I’m sure HE’s delighted with that MRSA in Gaza and all the human rights violations.
Jesus has presumably been sidelined by the Father and the Holy Spirit

‘while in 1940, American Jews made up 3.5% of the population, they are currently 2.1% of all Americans, and if the trend continues, by 2080, Jews will be only 0.8% of the population.’

I think this explains precisely how untenable Zionism is. Israel is actively promoting Aliyah from the US to support it’s dwindling demographic against the Arabs, then trying to garner support from outside the Jewish faith to maintain political and financial support from another nation.

At what stage do people actually realise the parasitic nature of the whole project and decide they don’t want to support it? The religious blackmail tactic has worked well for a long time, but it’s starting to fall apart under scrutiny. What then?

Blake is entitled to his reading of New Testament. However, I read from the second hand that the Book of Revelation does mention that “the Messiah will return to earth and defeat the Antichrist (the “beast”) and Satan the Devil in the Battle of Armageddon.”
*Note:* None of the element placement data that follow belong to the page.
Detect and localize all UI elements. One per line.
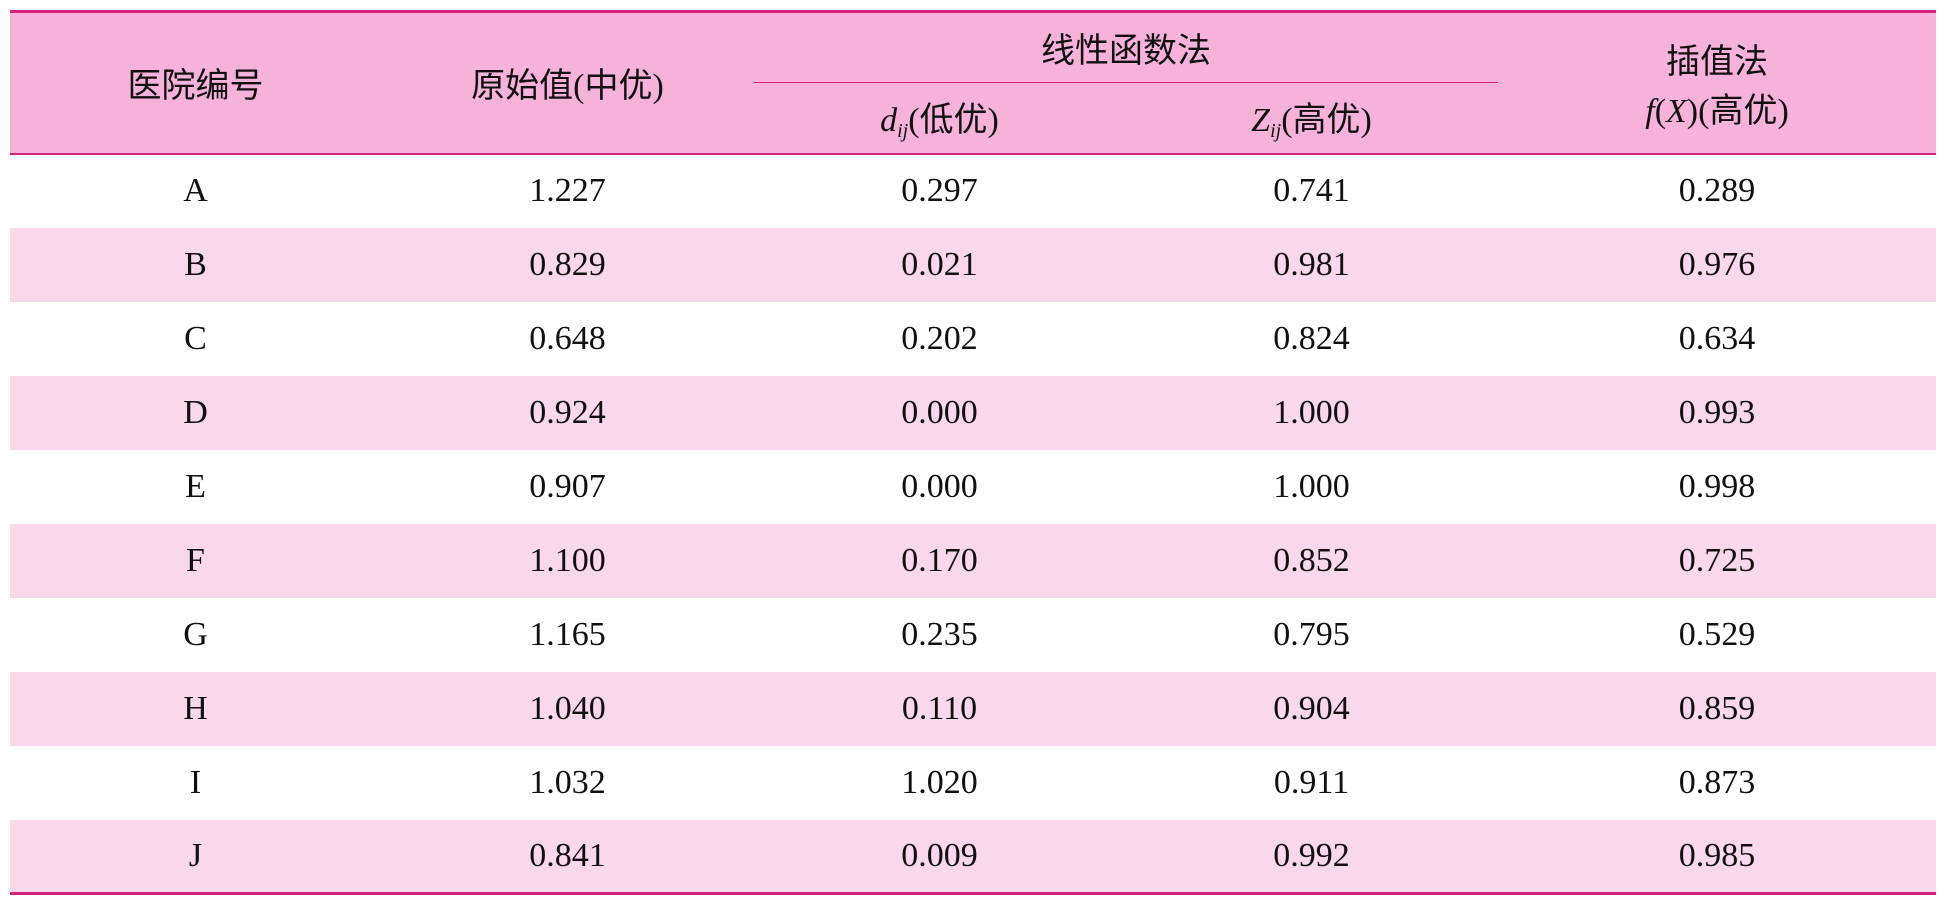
table-row: D 0.924 0.000 1.000 0.993 (10, 375, 1936, 450)
cell: 0.634 (1678, 319, 1756, 357)
row-label: E (185, 467, 206, 505)
cell: 1.020 (901, 763, 978, 801)
header-group: 线性函数法 (754, 11, 1498, 83)
cell: 1.000 (1125, 375, 1498, 450)
text: ( (1654, 92, 1667, 130)
cell: 0.829 (381, 227, 754, 302)
data-table: 医院编号 原始值(中优) 线性函数法 插值法 f(X)(高优) dij(低优) … (10, 10, 1936, 895)
row-label: H (10, 671, 381, 746)
symbol: f (1645, 92, 1655, 130)
cell: 0.021 (754, 227, 1125, 302)
text: )(高优) (1686, 92, 1789, 130)
cell: 0.297 (901, 172, 978, 209)
cell: 1.165 (529, 615, 606, 653)
cell: 0.741 (1273, 172, 1350, 209)
cell: 0.009 (754, 819, 1125, 894)
cell: 0.981 (1125, 227, 1498, 302)
text: (高优) (1281, 102, 1372, 140)
cell: 0.000 (754, 375, 1125, 450)
header-formula: f(X)(高优) (1498, 83, 1936, 132)
header-cell: 医院编号 (10, 11, 381, 154)
text: (低优) (908, 102, 999, 140)
row-label: I (189, 763, 202, 801)
row-label: G (183, 615, 208, 653)
header-cell: 原始值(中优) (381, 11, 754, 154)
table-body: A 1.227 0.297 0.741 0.289 B 0.829 0.021 0.981 0.9… (10, 154, 1936, 894)
table-row: I 1.032 1.020 0.911 0.873 (10, 746, 1936, 820)
cell: 0.911 (1273, 763, 1350, 801)
subscript: ij (897, 120, 909, 143)
cell: 0.795 (1273, 615, 1350, 653)
row-label: B (10, 227, 381, 302)
symbol: d (880, 102, 898, 140)
row-label: J (10, 819, 381, 894)
table-row: F 1.100 0.170 0.852 0.725 (10, 523, 1936, 598)
cell: 0.976 (1498, 227, 1936, 302)
header-cell: dij(低优) (754, 82, 1125, 154)
cell: 1.227 (529, 172, 606, 209)
cell: 0.648 (529, 319, 606, 357)
row-label: A (183, 172, 208, 209)
cell: 0.725 (1498, 523, 1936, 598)
subscript: ij (1270, 120, 1282, 143)
table-row: G 1.165 0.235 0.795 0.529 (10, 598, 1936, 672)
header-cell: 插值法 f(X)(高优) (1498, 11, 1936, 154)
cell: 0.289 (1678, 172, 1756, 209)
cell: 0.859 (1498, 671, 1936, 746)
table-row: B 0.829 0.021 0.981 0.976 (10, 227, 1936, 302)
cell: 0.992 (1125, 819, 1498, 894)
symbol: Z (1251, 102, 1271, 140)
table-row: J 0.841 0.009 0.992 0.985 (10, 819, 1936, 894)
cell: 0.824 (1273, 319, 1350, 357)
cell: 0.000 (901, 467, 978, 505)
cell: 1.000 (1273, 467, 1350, 505)
header-cell: Zij(高优) (1125, 82, 1498, 154)
cell: 0.170 (754, 523, 1125, 598)
cell: 1.100 (381, 523, 754, 598)
table-row: A 1.227 0.297 0.741 0.289 (10, 154, 1936, 228)
cell: 0.852 (1125, 523, 1498, 598)
cell: 0.235 (901, 615, 978, 653)
row-label: D (10, 375, 381, 450)
header-text: 插值法 (1666, 43, 1768, 81)
cell: 0.985 (1498, 819, 1936, 894)
cell: 1.032 (529, 763, 606, 801)
cell: 0.998 (1678, 467, 1756, 505)
table-header: 医院编号 原始值(中优) 线性函数法 插值法 f(X)(高优) dij(低优) … (10, 11, 1936, 154)
row-label: C (184, 319, 207, 357)
cell: 0.924 (381, 375, 754, 450)
cell: 1.040 (381, 671, 754, 746)
symbol: X (1666, 92, 1687, 130)
cell: 0.873 (1678, 763, 1756, 801)
cell: 0.907 (529, 467, 606, 505)
cell: 0.529 (1678, 615, 1756, 653)
cell: 0.841 (381, 819, 754, 894)
cell: 0.993 (1498, 375, 1936, 450)
table-row: C 0.648 0.202 0.824 0.634 (10, 302, 1936, 376)
cell: 0.202 (901, 319, 978, 357)
row-label: F (10, 523, 381, 598)
table-row: H 1.040 0.110 0.904 0.859 (10, 671, 1936, 746)
table-row: E 0.907 0.000 1.000 0.998 (10, 450, 1936, 524)
cell: 0.904 (1125, 671, 1498, 746)
cell: 0.110 (754, 671, 1125, 746)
Thus to defeat Satan it is crucial to secure presence of two huge armies in what is now vicinity of Jenin. One could interpret that IDF could be one of them. But what about the second one! If IDF gets to much firepower, it will never allow another army to approach anywhere close. I conclude that Christian Zionists should be very careful about advocating aid to Israel: to little, not even one army at Armageddon (Har Megiddo), too much, only one.

I can’t see the AIPAC program to bring in non main stream christies, blacks and hispanics working in the long term to replace the dying out born and bred into zionism among the Jewish population.
In my observation some amount people are ‘joiners’ anyway, who if approached for some cause they don’t see any arguement against say “sure” I’m with you’.
But unless they are born, died in the wool, committed to Israel out of religion.etc. or totally raised in any kind of cause for that matter , ‘before’ being signed up or ‘brought in’, they tend to drift away just as easily.